Comment by ideashower
Comment by ideashower 7 days ago
It's funny, my friends and I all entered CS around the same time (2010-2013) and I remember thinking it was weird for NEU to be using Racket. Clearly it's successful, and has proven itself to be a great place to start a CS career.
I always advocated a C based language, like C or C++. That's where my program (not NEU) began and I hated it but am grateful. We eventually moved onto Java. Later courses through my 3rd year allowed me briefly work with functional programming. We never touched Python or web frameworks until our Junior and Senior year projects, and even then it was generally voluntary and depended on the project we had proposed for our databases or algorithms classes.
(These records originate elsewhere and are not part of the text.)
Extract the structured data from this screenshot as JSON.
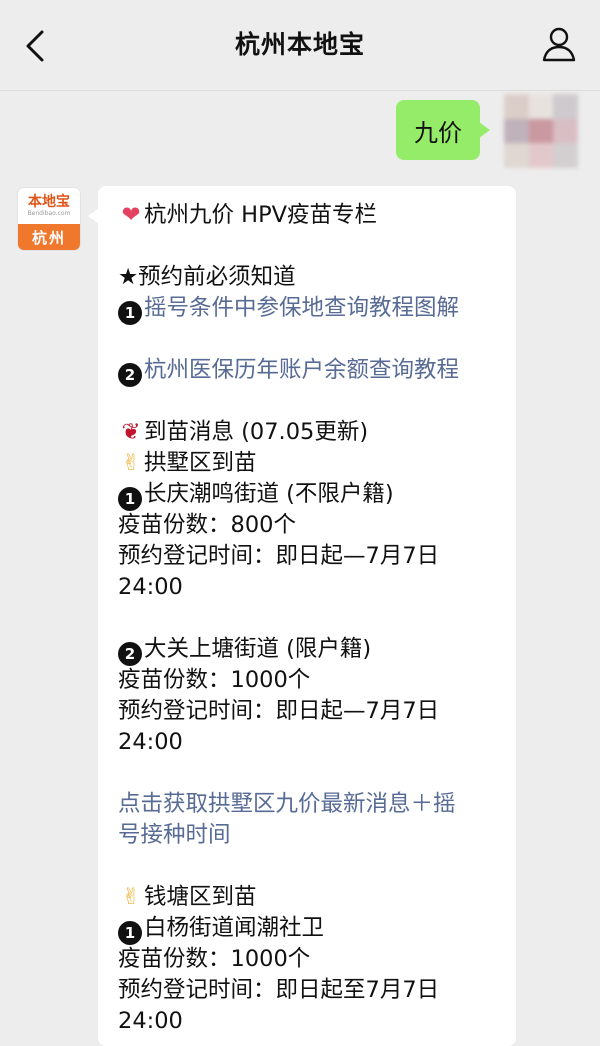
{
  "nav": {
    "title": "杭州本地宝",
    "back_icon": "chevron-left-icon",
    "profile_icon": "person-icon"
  },
  "sent_message": {
    "text": "九价"
  },
  "bot": {
    "avatar_top": "本地宝",
    "avatar_sub": "Bendibao.com",
    "avatar_city": "杭州"
  },
  "message": {
    "title": "杭州九价 HPV疫苗专栏",
    "notice_title": "★预约前必须知道",
    "link1_num": "1",
    "link1": "摇号条件中参保地查询教程图解",
    "link2_num": "2",
    "link2": "杭州医保历年账户余额查询教程",
    "arrival": "到苗消息 (07.05更新)",
    "gongshu_title": "拱墅区到苗",
    "g1_num": "1",
    "g1_place": "长庆潮鸣街道 (不限户籍)",
    "g1_count": "疫苗份数：800个",
    "g1_time": "预约登记时间：即日起—7月7日",
    "g1_time2": "24:00",
    "g2_num": "2",
    "g2_place": "大关上塘街道 (限户籍)",
    "g2_count": "疫苗份数：1000个",
    "g2_time": "预约登记时间：即日起—7月7日",
    "g2_time2": "24:00",
    "more_link1": "点击获取拱墅区九价最新消息＋摇",
    "more_link2": "号接种时间",
    "qiantang_title": "钱塘区到苗",
    "q1_num": "1",
    "q1_place": "白杨街道闻潮社卫",
    "q1_count": "疫苗份数：1000个",
    "q1_time": "预约登记时间：即日起至7月7日",
    "q1_time2": "24:00"
  },
  "colors": {
    "background": "#ededed",
    "sent_bubble": "#95ec69",
    "link": "#576b95",
    "brand": "#f0782d"
  }
}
What I do think CS programs should be evolving for are LLMs. Python + ChatGPT are powerful without the user knowing too much of the logic off-hand. That's a problem for new CS students who need to learn the fundamentals of logic, reasoning and programming. I don't know what languages work "less-better" with modern LLMs, all I know is that ChatGPT and Claude work exceptionally well with Python.
I suppose, as long as we keep paper exams, all hope is not lost. Maybe just a little, in my opinion.
Agreed, LLMs mean that it's MORE useful and important to learn Racket and C, the LLM will help you much more with knowing the specifics of python/js/go/java or whatever human-focused language you end up working with for your job. If you want to be a stellar developer in 2025 you want to learn the things the LLM ISN'T good at, understanding the fundamentals of computer science is way more useful now than it was 5 years ago because the baseline for being good at a language is so much lower with an LLM aiding you.